El régimen cubano reabrió esta semana el caso penal contra la influencer cubana Anna Sofía Benítez Silvente (Anna Bensi) y su madre Caridad Silvente, por supuestamente filmar a un policía que le entregó a esta última una citación en marzo pasado.
Autoridades del Tribunal de La Habana se presentaron el lunes en la vivienda de ambas para comunicarles que se reabría el proceso penal que se había archivado en abril, denunció Benítez Silvente en sus redes sociales.
"El policía “ofendido” supuestamente presentó la querella. Ahora mi mamá y yo, volvemos a estar bajo el mismo proceso", añadió la joven.
La escalada represiva contra ella no se detiene. Esto ocurre solo días después que Anna Sofía fuera sometida a un interrogatorio de 11 horas en la estación de la Policía de Habana del Este.
La joven permaneció retenida durante toda la jornada y no fue liberada hasta pasadas las 8:00 de la noche del jueves anterior. Imágenes difundidas en redes sociales muestran el momento en que salió de la unidad policial visiblemente afectada y llorando, mientras era recibida por un grupo de amigos que la esperaba en el exterior.
Luego trascendió que fue amenazada y agentes de la Seguridad del Estado le dijeron que no continuara publicando videos críticos con el régimen o iría a prisión.
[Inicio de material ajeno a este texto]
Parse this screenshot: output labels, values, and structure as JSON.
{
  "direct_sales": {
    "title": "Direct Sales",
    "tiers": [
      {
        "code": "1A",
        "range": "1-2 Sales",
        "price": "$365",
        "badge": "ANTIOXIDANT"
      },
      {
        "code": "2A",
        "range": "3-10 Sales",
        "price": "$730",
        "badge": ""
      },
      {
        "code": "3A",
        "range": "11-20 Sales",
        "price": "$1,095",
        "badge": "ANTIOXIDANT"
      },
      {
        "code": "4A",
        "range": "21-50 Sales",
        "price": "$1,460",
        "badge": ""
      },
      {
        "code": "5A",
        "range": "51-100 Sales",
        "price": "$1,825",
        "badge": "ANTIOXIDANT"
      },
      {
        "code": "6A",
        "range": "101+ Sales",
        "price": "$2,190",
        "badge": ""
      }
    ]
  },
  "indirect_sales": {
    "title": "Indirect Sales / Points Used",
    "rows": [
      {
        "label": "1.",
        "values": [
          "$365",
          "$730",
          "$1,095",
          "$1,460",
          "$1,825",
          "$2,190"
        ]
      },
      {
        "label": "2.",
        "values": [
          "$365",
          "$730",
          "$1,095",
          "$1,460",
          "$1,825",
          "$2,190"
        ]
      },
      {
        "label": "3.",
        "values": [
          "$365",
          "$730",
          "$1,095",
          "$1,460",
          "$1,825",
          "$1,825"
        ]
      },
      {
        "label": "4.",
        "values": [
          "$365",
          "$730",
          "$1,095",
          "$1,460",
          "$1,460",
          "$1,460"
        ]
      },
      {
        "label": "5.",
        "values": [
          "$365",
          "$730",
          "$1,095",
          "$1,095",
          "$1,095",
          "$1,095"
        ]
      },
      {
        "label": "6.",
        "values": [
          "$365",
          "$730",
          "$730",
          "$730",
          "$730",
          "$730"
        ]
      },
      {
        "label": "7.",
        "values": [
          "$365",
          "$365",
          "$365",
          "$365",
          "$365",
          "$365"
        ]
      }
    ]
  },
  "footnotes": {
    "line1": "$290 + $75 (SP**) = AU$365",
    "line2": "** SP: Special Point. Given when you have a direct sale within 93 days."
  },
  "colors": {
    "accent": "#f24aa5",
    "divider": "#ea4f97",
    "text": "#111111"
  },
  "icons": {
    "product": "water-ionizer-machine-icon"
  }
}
Durante los últimos meses, Anna Sofía Benítez se ha convertido en una de las figuras públicas más incómodas para el régimen cubano debido a sus videos y publicaciones críticas sobre la realidad de la Isla, que le han valido un creciente respaldo dentro y fuera de Cuba.
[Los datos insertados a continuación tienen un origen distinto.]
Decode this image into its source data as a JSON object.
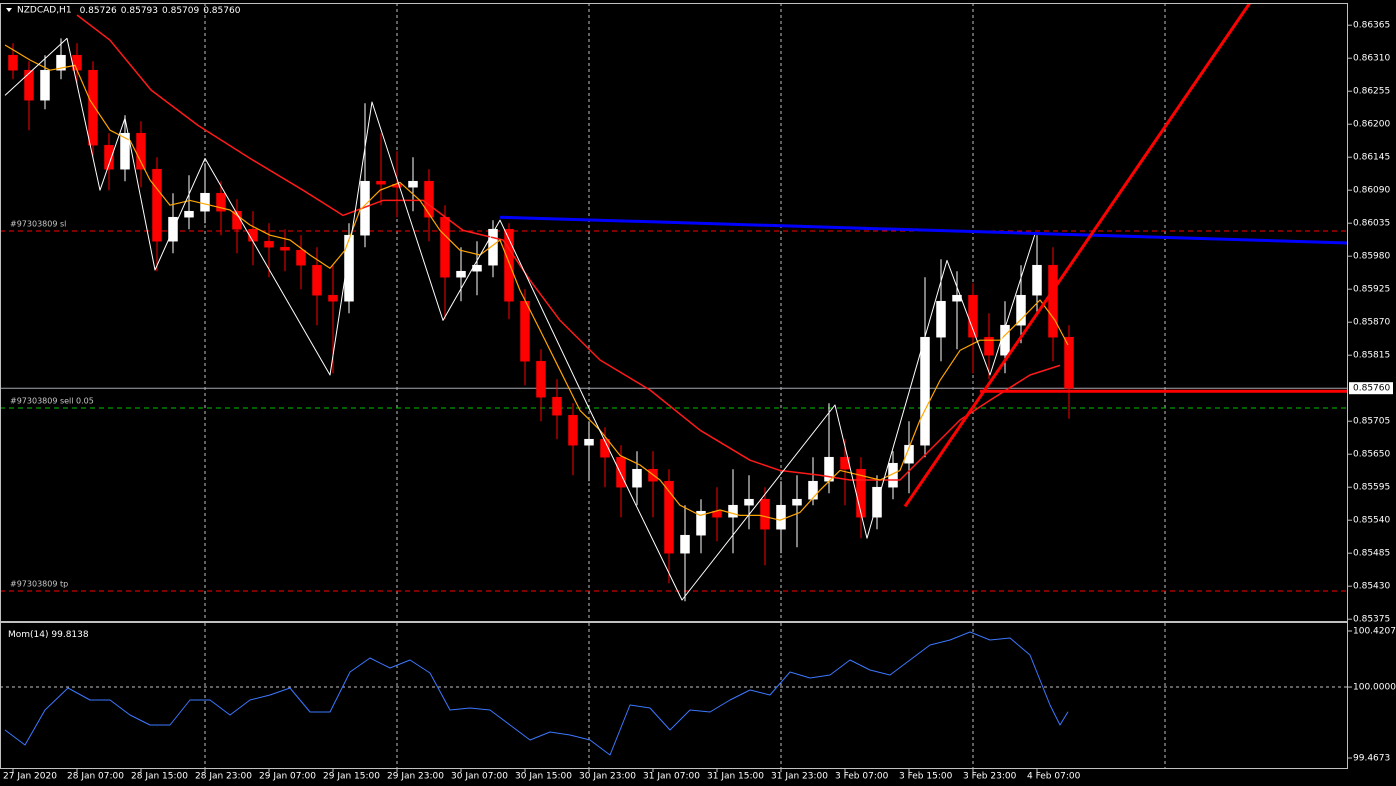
{
  "chart_data": [
    {
      "type": "candlestick",
      "title": "NZDCAD,H1",
      "ohlc": [
        0.85726,
        0.85793,
        0.85709,
        0.8576
      ],
      "ohlc_labels": [
        "0.85726",
        "0.85793",
        "0.85709",
        "0.85760"
      ],
      "xlim": [
        -1.625,
        166.875
      ],
      "xgrid": [
        24,
        48,
        72,
        96,
        120,
        144
      ],
      "ylim": [
        0.85372,
        0.86402
      ],
      "yticks": [
        0.86365,
        {
          "value": 0.8631,
          "label": "0.86310"
        },
        0.86255,
        {
          "value": 0.862,
          "label": "0.86200"
        },
        0.86145,
        {
          "value": 0.8609,
          "label": "0.86090"
        },
        0.86035,
        {
          "value": 0.8598,
          "label": "0.85980"
        },
        0.85925,
        {
          "value": 0.8587,
          "label": "0.85870"
        },
        0.85815,
        0.85705,
        {
          "value": 0.8565,
          "label": "0.85650"
        },
        0.85595,
        {
          "value": 0.8554,
          "label": "0.85540"
        },
        0.85485,
        {
          "value": 0.8543,
          "label": "0.85430"
        },
        0.85375
      ],
      "bid": {
        "value": 0.8576,
        "label": "0.85760"
      },
      "up_color": "#ffffff",
      "down_color": "#ff0000",
      "x": [
        0,
        2,
        4,
        6,
        8,
        10,
        12,
        14,
        16,
        18,
        20,
        22,
        24,
        26,
        28,
        30,
        32,
        34,
        36,
        38,
        40,
        42,
        44,
        46,
        48,
        50,
        52,
        54,
        56,
        58,
        60,
        62,
        64,
        66,
        68,
        70,
        72,
        74,
        76,
        78,
        80,
        82,
        84,
        86,
        88,
        90,
        92,
        94,
        96,
        98,
        100,
        102,
        104,
        106,
        108,
        110,
        112,
        114,
        116,
        118,
        120,
        122,
        124,
        126,
        128,
        130,
        132
      ],
      "open": [
        0.86315,
        0.8629,
        0.8624,
        0.8629,
        0.86315,
        0.8629,
        0.86165,
        0.86125,
        0.86185,
        0.86125,
        0.86005,
        0.86045,
        0.86055,
        0.86085,
        0.86055,
        0.86025,
        0.86005,
        0.85995,
        0.8599,
        0.85965,
        0.85915,
        0.85905,
        0.86015,
        0.86105,
        0.861,
        0.86095,
        0.86105,
        0.86045,
        0.85945,
        0.85955,
        0.85965,
        0.86025,
        0.85905,
        0.85805,
        0.85745,
        0.85715,
        0.85665,
        0.85675,
        0.85645,
        0.85595,
        0.85625,
        0.85605,
        0.85485,
        0.85515,
        0.85555,
        0.85545,
        0.85565,
        0.85575,
        0.85525,
        0.85565,
        0.85575,
        0.85605,
        0.85645,
        0.85625,
        0.85545,
        0.85595,
        0.85635,
        0.85665,
        0.85845,
        0.85905,
        0.85915,
        0.85845,
        0.85815,
        0.85865,
        0.85915,
        0.85965,
        0.85845
      ],
      "high": [
        0.86335,
        0.86305,
        0.86315,
        0.86343,
        0.86335,
        0.86305,
        0.86185,
        0.86215,
        0.86205,
        0.86145,
        0.86085,
        0.86115,
        0.86135,
        0.86105,
        0.86075,
        0.86055,
        0.86035,
        0.86025,
        0.86015,
        0.85995,
        0.85965,
        0.86035,
        0.86235,
        0.86185,
        0.86155,
        0.86145,
        0.86125,
        0.86065,
        0.85995,
        0.86005,
        0.8604,
        0.86035,
        0.85925,
        0.85825,
        0.85775,
        0.85735,
        0.85705,
        0.85695,
        0.85665,
        0.85655,
        0.85655,
        0.85625,
        0.85565,
        0.85575,
        0.85595,
        0.85625,
        0.85615,
        0.85595,
        0.85605,
        0.85615,
        0.85645,
        0.85735,
        0.85675,
        0.85645,
        0.85615,
        0.85655,
        0.85705,
        0.85945,
        0.85975,
        0.85955,
        0.85935,
        0.85885,
        0.85905,
        0.85965,
        0.86015,
        0.85995,
        0.85865
      ],
      "low": [
        0.86275,
        0.8619,
        0.86225,
        0.86275,
        0.86265,
        0.86145,
        0.8609,
        0.86105,
        0.86095,
        0.85955,
        0.85985,
        0.86025,
        0.86035,
        0.86015,
        0.85985,
        0.85965,
        0.85945,
        0.85955,
        0.85925,
        0.85865,
        0.85785,
        0.85885,
        0.85995,
        0.86065,
        0.86045,
        0.86055,
        0.86005,
        0.85875,
        0.85905,
        0.85915,
        0.85945,
        0.85875,
        0.85765,
        0.85705,
        0.85675,
        0.85615,
        0.85605,
        0.85595,
        0.85545,
        0.85565,
        0.85545,
        0.85435,
        0.85405,
        0.85485,
        0.85505,
        0.85485,
        0.85525,
        0.85465,
        0.85485,
        0.85495,
        0.85565,
        0.85585,
        0.85565,
        0.8551,
        0.85525,
        0.85575,
        0.85585,
        0.85645,
        0.85805,
        0.85825,
        0.85785,
        0.85775,
        0.85785,
        0.85835,
        0.85885,
        0.85805,
        0.85709
      ],
      "close": [
        0.8629,
        0.8624,
        0.8629,
        0.86315,
        0.8629,
        0.86165,
        0.86125,
        0.86185,
        0.86125,
        0.86005,
        0.86045,
        0.86055,
        0.86085,
        0.86055,
        0.86025,
        0.86005,
        0.85995,
        0.8599,
        0.85965,
        0.85915,
        0.85905,
        0.86015,
        0.86105,
        0.861,
        0.86095,
        0.86105,
        0.86045,
        0.85945,
        0.85955,
        0.85965,
        0.86025,
        0.85905,
        0.85805,
        0.85745,
        0.85715,
        0.85665,
        0.85675,
        0.85645,
        0.85595,
        0.85625,
        0.85605,
        0.85485,
        0.85515,
        0.85555,
        0.85545,
        0.85565,
        0.85575,
        0.85525,
        0.85565,
        0.85575,
        0.85605,
        0.85645,
        0.85625,
        0.85545,
        0.85595,
        0.85635,
        0.85665,
        0.85845,
        0.85905,
        0.85915,
        0.85845,
        0.85815,
        0.85865,
        0.85915,
        0.85965,
        0.85845,
        0.8576
      ],
      "series": [
        {
          "color": "#ff1a1a",
          "width": 1.5,
          "x": [
            8,
            12.125,
            17.25,
            23.125,
            30,
            36.25,
            41.25,
            46.25,
            51.25,
            56.25,
            61.25,
            64.625,
            68.375,
            73.375,
            79.625,
            85.875,
            92.125,
            95.875,
            100.875,
            104.625,
            110.875,
            114.625,
            118.375,
            122.125,
            127.125,
            130.875
          ],
          "values": [
            0.86382,
            0.8634,
            0.86257,
            0.86198,
            0.8614,
            0.8609,
            0.86048,
            0.86073,
            0.86073,
            0.86023,
            0.86007,
            0.8594,
            0.85873,
            0.85807,
            0.85757,
            0.8569,
            0.8564,
            0.85623,
            0.85615,
            0.85607,
            0.85607,
            0.85657,
            0.85707,
            0.8574,
            0.85782,
            0.85798
          ]
        },
        {
          "color": "#ffa500",
          "width": 1.2,
          "x": [
            -1,
            2.125,
            4.625,
            7.75,
            9.625,
            12.125,
            14.625,
            17.125,
            19.625,
            22.125,
            24.625,
            27.125,
            29.625,
            32.125,
            34.625,
            37.125,
            39.625,
            41.5,
            43.375,
            45.875,
            48.375,
            50.875,
            53.375,
            55.875,
            58.375,
            60.875,
            63.375,
            65.875,
            68.375,
            70.875,
            73.375,
            75.875,
            78.375,
            80.875,
            83.375,
            85.875,
            88.375,
            90.875,
            93.375,
            95.875,
            98.375,
            100.875,
            103.375,
            105.875,
            108.375,
            110.875,
            113.375,
            115.875,
            118.375,
            120.875,
            123.375,
            125.875,
            128.375,
            130.25,
            131.875
          ],
          "values": [
            0.86332,
            0.86307,
            0.8629,
            0.86298,
            0.8624,
            0.8619,
            0.86173,
            0.86107,
            0.86065,
            0.86073,
            0.86065,
            0.86057,
            0.86032,
            0.86015,
            0.86007,
            0.85982,
            0.8596,
            0.8599,
            0.86057,
            0.8609,
            0.86103,
            0.86073,
            0.86023,
            0.8599,
            0.85982,
            0.86007,
            0.85923,
            0.85857,
            0.8579,
            0.85723,
            0.8569,
            0.85648,
            0.85632,
            0.85607,
            0.85565,
            0.85548,
            0.85557,
            0.85548,
            0.85548,
            0.8554,
            0.85553,
            0.8559,
            0.85623,
            0.85615,
            0.85607,
            0.85623,
            0.85707,
            0.85773,
            0.85823,
            0.8584,
            0.8584,
            0.85873,
            0.85907,
            0.85873,
            0.85832
          ]
        },
        {
          "color": "#ffffff",
          "width": 1,
          "x": [
            -1,
            6.75,
            10.875,
            14,
            17.75,
            24,
            39.625,
            44.875,
            53.75,
            60.875,
            72.125,
            83.625,
            102.75,
            106.75,
            116.75,
            122.125,
            127.75
          ],
          "values": [
            0.86248,
            0.86343,
            0.8609,
            0.8621,
            0.85957,
            0.86143,
            0.85782,
            0.86237,
            0.85873,
            0.8604,
            0.85723,
            0.85407,
            0.85732,
            0.8551,
            0.85973,
            0.85782,
            0.86017
          ]
        }
      ],
      "trendlines": [
        {
          "color": "#0000ff",
          "width": 3,
          "x": [
            60.875,
            166.875
          ],
          "values": [
            0.86045,
            0.86002
          ]
        },
        {
          "color": "#ff0000",
          "width": 3,
          "x": [
            111.5,
            154.6
          ],
          "values": [
            0.85563,
            0.86402
          ]
        },
        {
          "color": "#ff0000",
          "width": 3,
          "x": [
            120.875,
            166.875
          ],
          "values": [
            0.85755,
            0.85755
          ]
        }
      ],
      "orders": [
        {
          "label": "#97303809 sl",
          "value": 0.86022,
          "color": "#ff0000"
        },
        {
          "label": "#97303809 sell 0.05",
          "value": 0.85727,
          "color": "#00c000"
        },
        {
          "label": "#97303809 tp",
          "value": 0.85422,
          "color": "#ff0000"
        }
      ]
    },
    {
      "type": "line",
      "label": "Mom(14)",
      "value": 99.8138,
      "color": "#3c78ff",
      "ylim": [
        99.3922,
        100.4808
      ],
      "yticks": [
        100.4207,
        {
          "value": 100,
          "label": "100.0000"
        },
        99.4673
      ],
      "levels": [
        100
      ],
      "xticks": [
        {
          "value": 0,
          "label": "27 Jan 2020"
        },
        {
          "value": 8,
          "label": "28 Jan 07:00"
        },
        {
          "value": 16,
          "label": "28 Jan 15:00"
        },
        {
          "value": 24,
          "label": "28 Jan 23:00"
        },
        {
          "value": 32,
          "label": "29 Jan 07:00"
        },
        {
          "value": 40,
          "label": "29 Jan 15:00"
        },
        {
          "value": 48,
          "label": "29 Jan 23:00"
        },
        {
          "value": 56,
          "label": "30 Jan 07:00"
        },
        {
          "value": 64,
          "label": "30 Jan 15:00"
        },
        {
          "value": 72,
          "label": "30 Jan 23:00"
        },
        {
          "value": 80,
          "label": "31 Jan 07:00"
        },
        {
          "value": 88,
          "label": "31 Jan 15:00"
        },
        {
          "value": 96,
          "label": "31 Jan 23:00"
        },
        {
          "value": 104,
          "label": "3 Feb 07:00"
        },
        {
          "value": 112,
          "label": "3 Feb 15:00"
        },
        {
          "value": 120,
          "label": "3 Feb 23:00"
        },
        {
          "value": 128,
          "label": "4 Feb 07:00"
        }
      ],
      "x": [
        -1,
        1.5,
        4,
        6.875,
        9.625,
        12.125,
        14.625,
        17.125,
        19.625,
        22.125,
        24.625,
        27.125,
        29.625,
        32.125,
        34.625,
        37.125,
        39.625,
        42.125,
        44.625,
        47.125,
        49.625,
        52.125,
        54.625,
        57.125,
        59.625,
        62.125,
        64.625,
        67.125,
        69.625,
        72.125,
        74.625,
        77.125,
        79.625,
        82.125,
        84.625,
        87.125,
        89.625,
        92.125,
        94.625,
        97.125,
        99.625,
        102.125,
        104.625,
        107.125,
        109.625,
        112.125,
        114.625,
        117.125,
        119.625,
        122.125,
        124.625,
        127.125,
        129.625,
        130.875,
        131.875
      ],
      "values": [
        99.6775,
        99.5648,
        99.8276,
        99.9928,
        99.9027,
        99.9027,
        99.7901,
        99.715,
        99.715,
        99.9027,
        99.9027,
        99.7901,
        99.9027,
        99.9402,
        99.9928,
        99.8126,
        99.8126,
        100.1129,
        100.218,
        100.1429,
        100.203,
        100.1054,
        99.8276,
        99.8426,
        99.8276,
        99.715,
        99.6024,
        99.6624,
        99.6399,
        99.6024,
        99.4898,
        99.8651,
        99.8426,
        99.6775,
        99.8276,
        99.8126,
        99.9027,
        99.9778,
        99.9402,
        100.1129,
        100.0678,
        100.0904,
        100.203,
        100.1279,
        100.0904,
        100.203,
        100.3156,
        100.3531,
        100.4132,
        100.3531,
        100.3681,
        100.2405,
        99.8651,
        99.715,
        99.8138
      ]
    }
  ]
}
Como consecuencia de esa exposición, tanto ella como su familia han sido objeto de una campaña de hostigamiento que incluye citaciones policiales, interrogatorios, amenazas de prisión, vigilancia y cortes del servicio de internet.
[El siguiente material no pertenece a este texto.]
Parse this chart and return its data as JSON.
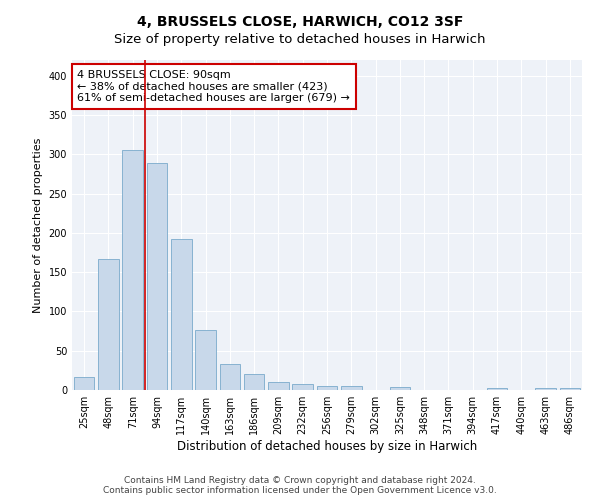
{
  "title": "4, BRUSSELS CLOSE, HARWICH, CO12 3SF",
  "subtitle": "Size of property relative to detached houses in Harwich",
  "xlabel": "Distribution of detached houses by size in Harwich",
  "ylabel": "Number of detached properties",
  "categories": [
    "25sqm",
    "48sqm",
    "71sqm",
    "94sqm",
    "117sqm",
    "140sqm",
    "163sqm",
    "186sqm",
    "209sqm",
    "232sqm",
    "256sqm",
    "279sqm",
    "302sqm",
    "325sqm",
    "348sqm",
    "371sqm",
    "394sqm",
    "417sqm",
    "440sqm",
    "463sqm",
    "486sqm"
  ],
  "values": [
    16,
    167,
    306,
    289,
    192,
    77,
    33,
    20,
    10,
    8,
    5,
    5,
    0,
    4,
    0,
    0,
    0,
    3,
    0,
    2,
    3
  ],
  "bar_color": "#c8d8ea",
  "bar_edge_color": "#7aaacb",
  "vline_color": "#cc0000",
  "annotation_text": "4 BRUSSELS CLOSE: 90sqm\n← 38% of detached houses are smaller (423)\n61% of semi-detached houses are larger (679) →",
  "annotation_box_color": "#ffffff",
  "annotation_box_edge": "#cc0000",
  "ylim": [
    0,
    420
  ],
  "yticks": [
    0,
    50,
    100,
    150,
    200,
    250,
    300,
    350,
    400
  ],
  "background_color": "#ffffff",
  "plot_bg_color": "#eef2f8",
  "footer": "Contains HM Land Registry data © Crown copyright and database right 2024.\nContains public sector information licensed under the Open Government Licence v3.0.",
  "title_fontsize": 10,
  "subtitle_fontsize": 9.5,
  "xlabel_fontsize": 8.5,
  "ylabel_fontsize": 8,
  "tick_fontsize": 7,
  "annotation_fontsize": 8,
  "footer_fontsize": 6.5
}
Precisamente en marzo, su madre fue interrogada en dicha estación y agentes de la Seguridad del Estado la amenazaron con hasta cinco años de cárcel.
El día anterior, un hombre vestido de civil, identificado como Yoel Leodan Rabaza Ramos, suboficial del Ministerio del Interior (MININT), le entregó una citación en su vivienda para presentarse a dicha unidad. Le dijeron que le abrían un proceso penal por filmar al policía que le entregó la citación y que estaba bajo reclusión domiciliaria.
Además, los agentes de la policía política le avisaron que citarían a su hija en cualquier momento y pocos días después, esta causa penal también se extendió a Anna Sofía.
Estaban acusadas del supuesto delito de “actos contra la intimidad personal y familiar, la propia imagen y voz, identidad de otra persona y sus datos”.
Un mes después, en abril, el caso fue archivado de forma definitiva, según les indicó la Fiscalía Provincial de La Habana.
La ofensiva contra la familia de la influencer también alcanzó este año a su hermana, Elmis Rivero Silvente, ciudadana estadounidense.
Rivero Silvente viajó recientemente a Cuba junto a sus dos hijos pequeños para visitar a Anna Sofía y a su madre, Caridad Silvente. Sin embargo, el mismo día en que debía regresar a Estados Unidos fue citada por la Seguridad del Estado bajo el pretexto de acudir a oficinas de Inmigración.
A su llegada a Miami, relató a Martí Noticias que durante el interrogatorio fue intimidada por los agentes.
"Me sentí amenazada. Me trataron super mal. Me amenazaron con Sofía. Me dijeron que si yo no tenía miedo de que a mi hermana le pasara algo".